M: You know what I’m talking about, right? Yeah, I mean actually you potentiate the detoxification enzymes and the different things that are in broccoli that help with the detox – just that little bit of steaming, about a minute and thirty seconds.
N: You’re gonna be in Sydney Australia as a keynote speaker at the 4th BioCeuticals Research Symposium this coming April. Talk a bit about your involvement with this symposium, is this the first time that you’ve gone or is it a regular gig for you?
M: This is my first time not to Australia, I’ve been there’s twice already. But this time, yes, speaking with my co-presenters at the BioCeuticals Symposium, I’m really excited. There are gonna be hundreds of different practitioners there. And I get to talk about something that I love, which is food. (Laugh)
N: Yeah, I understand that you’re also gonna be a sort of myth busting when it comes to nutritional detox. Tell us a couple of myths that are floating around that need to be done away with.

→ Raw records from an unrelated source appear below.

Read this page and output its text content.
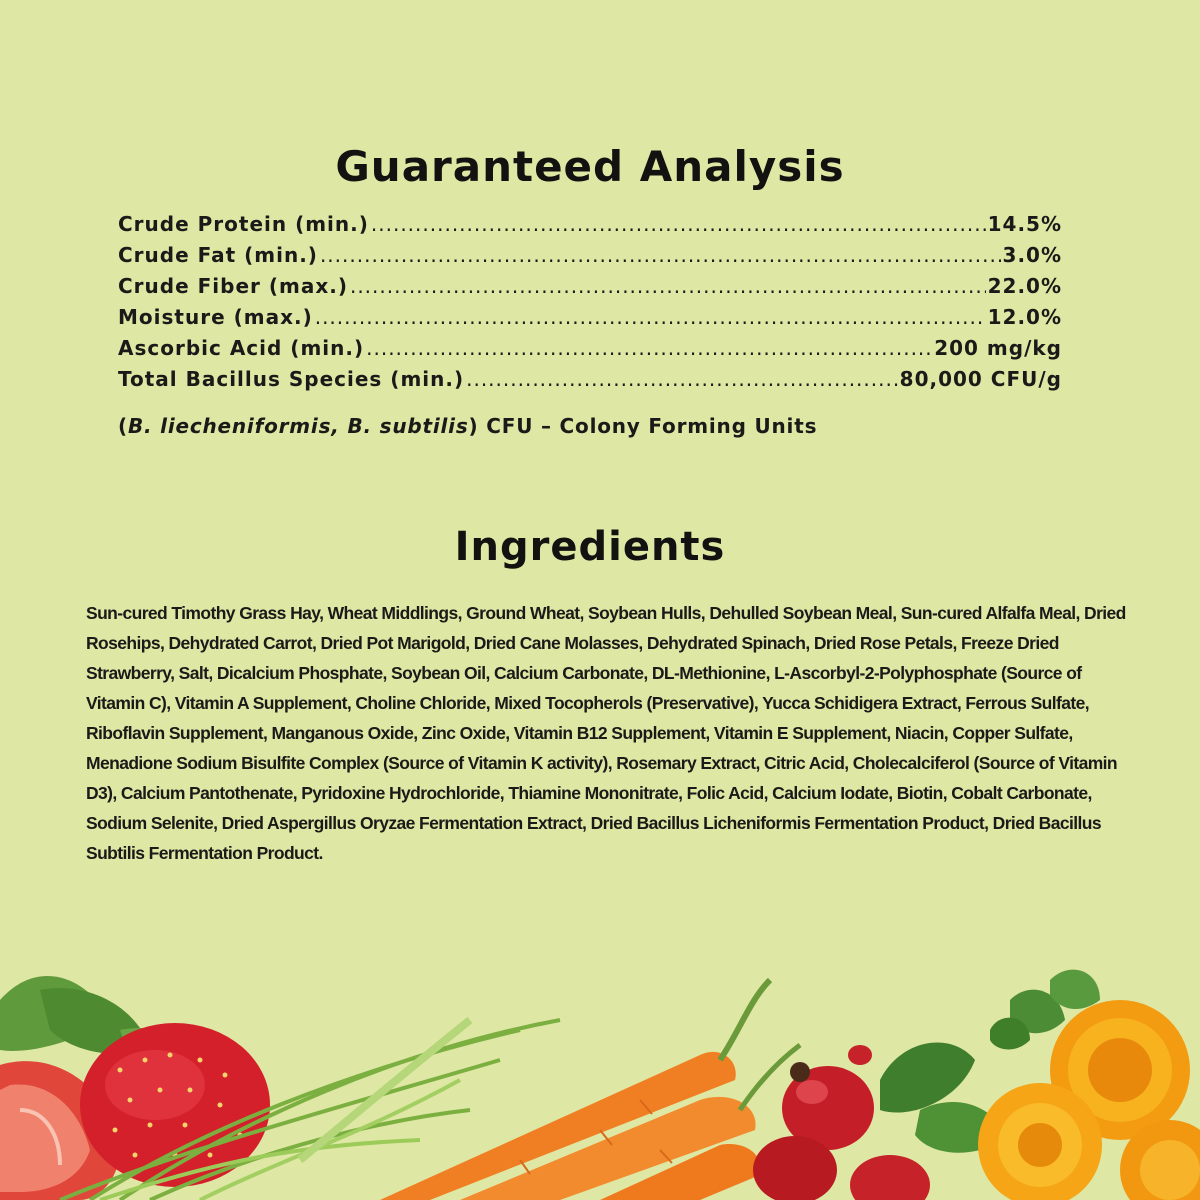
Guaranteed Analysis
Crude Protein (min.) .....	14.5%
Crude Fat (min.) .....	3.0%
Crude Fiber (max.) .....	22.0%
Moisture (max.) .....	12.0%
Ascorbic Acid (min.) .....	200 mg/kg
Total Bacillus Species (min.) .....	80,000 CFU/g

(B. liecheniformis, B. subtilis) CFU – Colony Forming Units

Ingredients

Sun-cured Timothy Grass Hay, Wheat Middlings, Ground Wheat, Soybean Hulls, Dehulled Soybean Meal, Sun-cured Alfalfa Meal, Dried Rosehips, Dehydrated Carrot, Dried Pot Marigold, Dried Cane Molasses, Dehydrated Spinach, Dried Rose Petals, Freeze Dried Strawberry, Salt, Dicalcium Phosphate, Soybean Oil, Calcium Carbonate, DL-Methionine, L-Ascorbyl-2-Polyphosphate (Source of Vitamin C), Vitamin A Supplement, Choline Chloride, Mixed Tocopherols (Preservative), Yucca Schidigera Extract, Ferrous Sulfate, Riboflavin Supplement, Manganous Oxide, Zinc Oxide, Vitamin B12 Supplement, Vitamin E Supplement, Niacin, Copper Sulfate, Menadione Sodium Bisulfite Complex (Source of Vitamin K activity), Rosemary Extract, Citric Acid, Cholecalciferol (Source of Vitamin D3), Calcium Pantothenate, Pyridoxine Hydrochloride, Thiamine Mononitrate, Folic Acid, Calcium Iodate, Biotin, Cobalt Carbonate, Sodium Selenite, Dried Aspergillus Oryzae Fermentation Extract, Dried Bacillus Licheniformis Fermentation Product, Dried Bacillus Subtilis Fermentation Product.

M: Yeah, well the big one is that detoxes are dangerous. People say “Oh, that’s so unhealthy, what do mean detox? That sounds scary. Isn’t it what people do with drugs and alcohol?” And I say “well, detox has taken on a new meaning in the 21st century.” Detox is now looking at how do we shed all of those chemicals and contaminants that we’ve taken in from our environment? And even produce within our bodies. And we need help to do that, we’re not eating foods that are a hundred percent healthy all the time, and we don’t have perfect bodies. Even if we’re young and agile, typically we have different genetic variability that doesn’t make us well-equipped in order to get these toxins out. So I think it’s just the opposite, I think that detox has been around since the beginning of time. If you look at the use of saunas and sweat lodges and clays and baths. Even in ancient Indian medicine, panchakarma, the use of foods to induce sweating in order to get toxins out so we’re just carrying on from that.

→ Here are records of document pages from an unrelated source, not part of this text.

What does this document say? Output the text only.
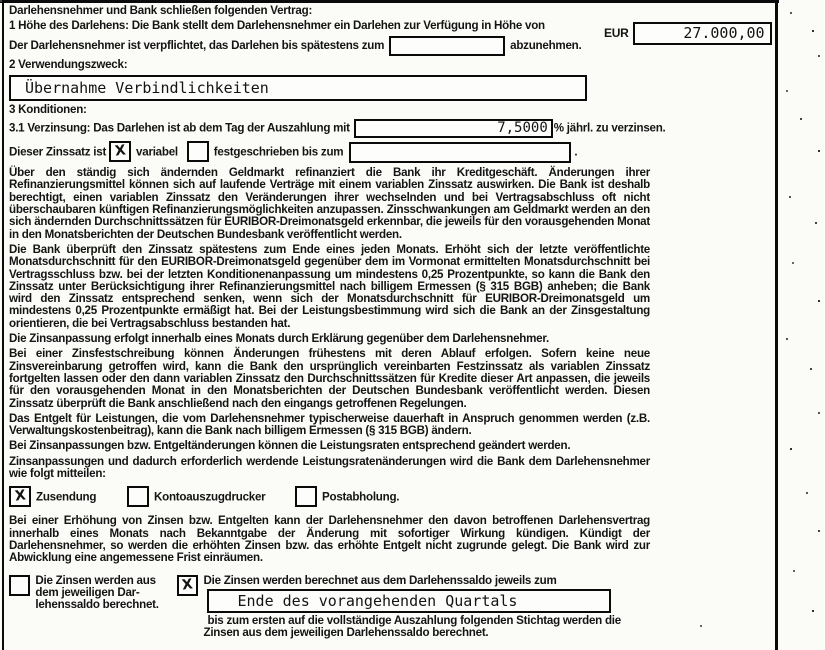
EUR	27.000,00
Darlehensnehmer und Bank schließen folgenden Vertrag:
1 Höhe des Darlehens: Die Bank stellt dem Darlehensnehmer ein Darlehen zur Verfügung in Höhe von
Der Darlehensnehmer ist verpflichtet, das Darlehen bis spätestens zum	abzunehmen.
2 Verwendungszweck:
Übernahme Verbindlichkeiten
3 Konditionen:
3.1 Verzinsung: Das Darlehen ist ab dem Tag der Auszahlung mit	7,5000 % jährl. zu verzinsen.
Dieser Zinssatz ist X variabel	festgeschrieben bis zum	.

Über den ständig sich ändernden Geldmarkt refinanziert die Bank ihr Kreditgeschäft. Änderungen ihrer Refinanzierungsmittel können sich auf laufende Verträge mit einem variablen Zinssatz auswirken. Die Bank ist deshalb berechtigt, einen variablen Zinssatz den Veränderungen ihrer wechselnden und bei Vertragsabschluss oft nicht überschaubaren künftigen Refinanzierungsmöglichkeiten anzupassen. Zinsschwankungen am Geldmarkt werden an den sich ändernden Durchschnittssätzen für EURIBOR-Dreimonatsgeld erkennbar, die jeweils für den vorausgehenden Monat in den Monatsberichten der Deutschen Bundesbank veröffentlicht werden.

Die Bank überprüft den Zinssatz spätestens zum Ende eines jeden Monats. Erhöht sich der letzte veröffentlichte Monatsdurchschnitt für den EURIBOR-Dreimonatsgeld gegenüber dem im Vormonat ermittelten Monatsdurchschnitt bei Vertragsschluss bzw. bei der letzten Konditionenanpassung um mindestens 0,25 Prozentpunkte, so kann die Bank den Zinssatz unter Berücksichtigung ihrer Refinanzierungsmittel nach billigem Ermessen (§ 315 BGB) anheben; die Bank wird den Zinssatz entsprechend senken, wenn sich der Monatsdurchschnitt für EURIBOR-Dreimonatsgeld um mindestens 0,25 Prozentpunkte ermäßigt hat. Bei der Leistungsbestimmung wird sich die Bank an der Zinsgestaltung orientieren, die bei Vertragsabschluss bestanden hat.

Die Zinsanpassung erfolgt innerhalb eines Monats durch Erklärung gegenüber dem Darlehensnehmer.

Bei einer Zinsfestschreibung können Änderungen frühestens mit deren Ablauf erfolgen. Sofern keine neue Zinsvereinbarung getroffen wird, kann die Bank den ursprünglich vereinbarten Festzinssatz als variablen Zinssatz fortgelten lassen oder den dann variablen Zinssatz den Durchschnittssätzen für Kredite dieser Art anpassen, die jeweils für den vorausgehenden Monat in den Monatsberichten der Deutschen Bundesbank veröffentlicht werden. Diesen Zinssatz überprüft die Bank anschließend nach den eingangs getroffenen Regelungen.

Das Entgelt für Leistungen, die vom Darlehensnehmer typischerweise dauerhaft in Anspruch genommen werden (z.B. Verwaltungskostenbeitrag), kann die Bank nach billigem Ermessen (§ 315 BGB) ändern.

Bei Zinsanpassungen bzw. Entgeltänderungen können die Leistungsraten entsprechend geändert werden.

Zinsanpassungen und dadurch erforderlich werdende Leistungsratenänderungen wird die Bank dem Darlehensnehmer wie folgt mitteilen:

X Zusendung	Kontoauszugdrucker	Postabholung.

Bei einer Erhöhung von Zinsen bzw. Entgelten kann der Darlehensnehmer den davon betroffenen Darlehensvertrag innerhalb eines Monats nach Bekanntgabe der Änderung mit sofortiger Wirkung kündigen. Kündigt der Darlehensnehmer, so werden die erhöhten Zinsen bzw. das erhöhte Entgelt nicht zugrunde gelegt. Die Bank wird zur Abwicklung eine angemessene Frist einräumen.

Die Zinsen werden aus dem jeweiligen Dar-lehenssaldo berechnet.
X Die Zinsen werden berechnet aus dem Darlehenssaldo jeweils zum
Ende des vorangehenden Quartals
bis zum ersten auf die vollständige Auszahlung folgenden Stichtag werden die Zinsen aus dem jeweiligen Darlehenssaldo berechnet.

N: Do you address, this full spectrum talking about what you think, what you believe. Do you provide, I guess, a method to get back to healthy eating once you’ve started healthy eating? You’ve been doing it for a couple of three years but something happened, I don’t know, maybe stress, maybe a job change, maybe a little occasion change and you begin to kind of “fall off the wagon” as it were. Do you address in your book “Whole Detox” a way to get back on the wagon?
M: Absolutely, I think many detoxes focus on what to take out and that can be very challenging for people with busy schedules if you have always have to think about what you have to avoid. So within the Whole Detox program, I focus on what you put in. And for many people that’s a much more positive message, they like that. And because I focus so much on color, that’s an easy message for everybody to get whether it’s for children, or elders, or busy working people – it’s just to get the rainbow variety of different foods.
N: Great. And where can our listeners get a copy of your latest book ‘Whole Detox?’
M: They can pre-order a copy of the book, and they can get a lots of different bonus gifts for doing that. And they can get it Whole-Detox.com, and you’ll see the tab for the book there. So you can go there and pre-order there at any number of sites Barnes and Noble, Amazon, IndieBound, there are so many different places to get it. So when you go to the website you’ll get an excerpt of the book, so you can see a little bit, a little teaser, and don’t forget to do the “Spectrum quiz” which is also on Whole-Detox.com where you can find out which of your seven systems is needing balance.
N: Great. You’ve been listening to Health Professional Radio, I’m your host Neal Howard. We’ve been in studio talking with Dr. Deanna Minich, Functional Nutritionist, Author, Artist, Yoga Practitioner, and Internationally Recognized Lifestyle Medicine Expert. We’ve been here talking about her brand new book, “Whole Detox: A 21 Day Personalized Program to Break Through Barriers in Every Area of Your Life.” And also talking about the full spectrum approach to whole self-health. It’s been great having you here with us today Deanna.
M: Oh thank you, it’s been my pleasure.